1. Aschenbrenner, Diane S. MS, RN


* Two rare, severe seizure disorders, Lennox-Gastaut syndrome and Dravet syndrome, can now be treated with cannabidiol (Epidiolex), the first approved drug derived from marijuana.


* Cannabidiol does not contain the psychoactive component of marijuana and does not lead to physical dependence.


* Common adverse effects include somnolence, elevated liver enzyme levels, insomnia, sleep disorder, poor-quality sleep, and infections.



Article Content

Cannabidiol (Epidiolex) oral solution is the first purified drug derived from marijuana to be approved by the Food and Drug Administration. It is approved for the treatment of two rare and severe types of seizure disorder, Lennox-Gastaut syndrome and Dravet syndrome. It is also the first drug specifically approved to treat Dravet syndrome. The drug is only approved for use in patients two years of age and older.


Cannabidiol is a chemical component of marijuana, but it does not produce intoxication or euphoria. The psychoactive effects of marijuana are produced by another chemical, tetrahydrocannabinol. Cannabidiol also does not produce physical dependence. Because the drug is made from a component of the cannabis plant, it is a Schedule I controlled substance.


Although the medical use of marijuana has been promoted for some time (some states have legalized medical marijuana use), many providers have been hesitant to prescribe it because of concerns about quality control and appropriate dosing. The approval of cannabidiol now offers uniform strength and delivery of this component of marijuana, which may alleviate such concerns.


Both Lennox-Gastaut and Dravet syndromes produce frequent and difficult-to-control seizures in children. Lennox-Gastaut syndrome typically begins between ages three and five years and several types of seizures can occur. Three-quarters of those with Lennox-Gastaut experience tonic seizures, seizures lasting from seconds to a minute in which a person's muscles stiffen and the person may lose consciousness. Dravet syndrome, a rare genetic condition, appears during the first year of life. It initially presents with frequent febrile seizures, and other seizure types will occur. There is also an elevated risk of status epilepticus. The frequency and severity of the seizures from these syndromes greatly impair quality of life.

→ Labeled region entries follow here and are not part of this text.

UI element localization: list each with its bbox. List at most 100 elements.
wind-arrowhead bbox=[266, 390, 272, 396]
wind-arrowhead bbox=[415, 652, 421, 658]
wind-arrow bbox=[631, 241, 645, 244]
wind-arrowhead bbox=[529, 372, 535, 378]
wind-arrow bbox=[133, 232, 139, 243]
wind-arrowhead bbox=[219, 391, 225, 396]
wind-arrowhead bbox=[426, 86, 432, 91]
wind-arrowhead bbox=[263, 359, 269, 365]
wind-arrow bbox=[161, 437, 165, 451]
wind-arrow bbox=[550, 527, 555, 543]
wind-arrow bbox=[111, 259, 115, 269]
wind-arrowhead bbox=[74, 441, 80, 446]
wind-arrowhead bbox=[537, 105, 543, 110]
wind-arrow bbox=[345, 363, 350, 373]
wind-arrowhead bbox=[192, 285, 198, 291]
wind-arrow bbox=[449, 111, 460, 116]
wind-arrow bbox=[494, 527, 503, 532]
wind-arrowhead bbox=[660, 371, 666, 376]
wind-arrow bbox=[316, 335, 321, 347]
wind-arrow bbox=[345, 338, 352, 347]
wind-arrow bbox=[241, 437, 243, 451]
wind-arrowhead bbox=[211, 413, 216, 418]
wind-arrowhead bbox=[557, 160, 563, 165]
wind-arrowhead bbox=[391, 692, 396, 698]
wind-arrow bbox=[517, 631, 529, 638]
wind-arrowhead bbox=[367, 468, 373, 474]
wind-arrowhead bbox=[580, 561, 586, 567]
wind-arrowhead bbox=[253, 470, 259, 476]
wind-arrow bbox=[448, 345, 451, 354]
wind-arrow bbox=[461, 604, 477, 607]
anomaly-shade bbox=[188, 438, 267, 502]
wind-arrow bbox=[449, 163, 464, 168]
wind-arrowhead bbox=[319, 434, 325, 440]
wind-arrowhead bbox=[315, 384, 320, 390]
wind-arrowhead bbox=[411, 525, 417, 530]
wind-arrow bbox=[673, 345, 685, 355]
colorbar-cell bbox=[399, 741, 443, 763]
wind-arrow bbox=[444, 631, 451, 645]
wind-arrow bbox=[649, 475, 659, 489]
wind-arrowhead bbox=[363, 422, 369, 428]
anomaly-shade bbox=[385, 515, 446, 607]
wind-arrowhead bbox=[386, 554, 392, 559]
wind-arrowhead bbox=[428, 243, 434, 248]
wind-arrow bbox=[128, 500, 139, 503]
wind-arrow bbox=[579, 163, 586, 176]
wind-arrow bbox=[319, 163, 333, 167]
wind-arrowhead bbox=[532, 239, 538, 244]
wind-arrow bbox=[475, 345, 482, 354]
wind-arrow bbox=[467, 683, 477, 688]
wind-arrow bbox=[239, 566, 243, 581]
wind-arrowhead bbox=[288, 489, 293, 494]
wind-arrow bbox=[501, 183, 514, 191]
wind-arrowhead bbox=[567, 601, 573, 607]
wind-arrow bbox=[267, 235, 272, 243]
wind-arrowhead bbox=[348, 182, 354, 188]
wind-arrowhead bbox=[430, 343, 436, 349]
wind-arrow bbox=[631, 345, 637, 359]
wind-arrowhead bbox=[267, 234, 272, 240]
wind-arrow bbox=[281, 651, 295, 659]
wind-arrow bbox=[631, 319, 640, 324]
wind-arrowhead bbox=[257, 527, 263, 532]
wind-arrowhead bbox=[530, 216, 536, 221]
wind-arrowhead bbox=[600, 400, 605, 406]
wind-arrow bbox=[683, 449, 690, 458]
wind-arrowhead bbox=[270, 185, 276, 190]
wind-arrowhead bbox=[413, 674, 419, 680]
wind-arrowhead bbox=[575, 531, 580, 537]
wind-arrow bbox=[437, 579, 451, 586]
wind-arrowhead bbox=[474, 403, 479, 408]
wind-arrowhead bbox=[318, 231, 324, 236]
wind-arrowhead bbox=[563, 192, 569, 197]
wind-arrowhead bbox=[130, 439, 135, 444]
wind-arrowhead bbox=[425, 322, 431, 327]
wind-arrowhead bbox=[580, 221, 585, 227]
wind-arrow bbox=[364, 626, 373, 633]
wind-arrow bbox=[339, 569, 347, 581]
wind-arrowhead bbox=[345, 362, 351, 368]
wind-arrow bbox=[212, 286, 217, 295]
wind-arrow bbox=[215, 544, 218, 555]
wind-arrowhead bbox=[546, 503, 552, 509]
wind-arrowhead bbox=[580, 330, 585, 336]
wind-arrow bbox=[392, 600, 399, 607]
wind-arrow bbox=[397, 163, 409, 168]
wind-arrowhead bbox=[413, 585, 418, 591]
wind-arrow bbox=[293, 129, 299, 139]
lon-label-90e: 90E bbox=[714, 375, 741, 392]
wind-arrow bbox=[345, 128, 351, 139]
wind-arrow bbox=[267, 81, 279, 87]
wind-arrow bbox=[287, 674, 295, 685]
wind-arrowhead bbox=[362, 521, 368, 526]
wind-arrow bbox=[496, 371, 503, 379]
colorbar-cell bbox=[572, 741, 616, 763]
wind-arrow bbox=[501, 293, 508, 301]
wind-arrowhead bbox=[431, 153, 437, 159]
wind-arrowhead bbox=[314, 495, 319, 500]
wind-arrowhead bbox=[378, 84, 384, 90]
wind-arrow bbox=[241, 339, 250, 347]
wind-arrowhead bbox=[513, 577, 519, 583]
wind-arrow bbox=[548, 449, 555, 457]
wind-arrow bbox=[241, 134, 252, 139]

Cannabidiol was studied in three randomized, double-blind, placebo-controlled clinical trials, two involving patients with Lennox-Gastaut syndrome and one involving patients with Dravet syndrome. In all three trials, when combined with other therapy, cannabidiol was more effective than placebo in reducing the number of seizures.


The most common adverse effects (appearing in 10% or more of patients) were somnolence; elevated liver enzyme levels; decreased appetite; diarrhea; rash; fatigue, malaise, and weakness; insomnia; sleep disorder; poor-quality sleep; and infections. Somnolence is likely to diminish with continued treatment. The rise in liver enzyme levels is usually minimal. The risk of increases in liver enzyme levels is greater if the patient takes larger doses of cannabidiol or is also taking the antiseizure drug valproate. Like all antiepileptic drugs, cannabidiol carries a warning that it might induce suicidal ideation, depression, aggression, or panic attacks.


Nurses should ensure that blood work is done at baseline before the patient begins cannabidiol therapy to assess liver function (alanine aminotransferase, aspartate aminotransferase, and total bilirubin levels). Blood work should be repeated after one month, three months, and six months of treatment; if the enzyme levels are greater than three times the upper limit of normal, the patient is at risk for liver damage. Assess these patients carefully for signs and symptoms of liver disease, such as nausea, vomiting, right upper quadrant abdominal pain, fatigue, anorexia, jaundice, and dark urine. Instruct parents and patients to measure doses with the calibrated measuring device included in the packaging, rather than a household teaspoon or tablespoon. Nurses should follow the administration instructions included in the labeling (available online at to teach patients how to prepare the medication bottle and use the dosing syringe. Nurses should let patients know that information will also accompany each filled prescription.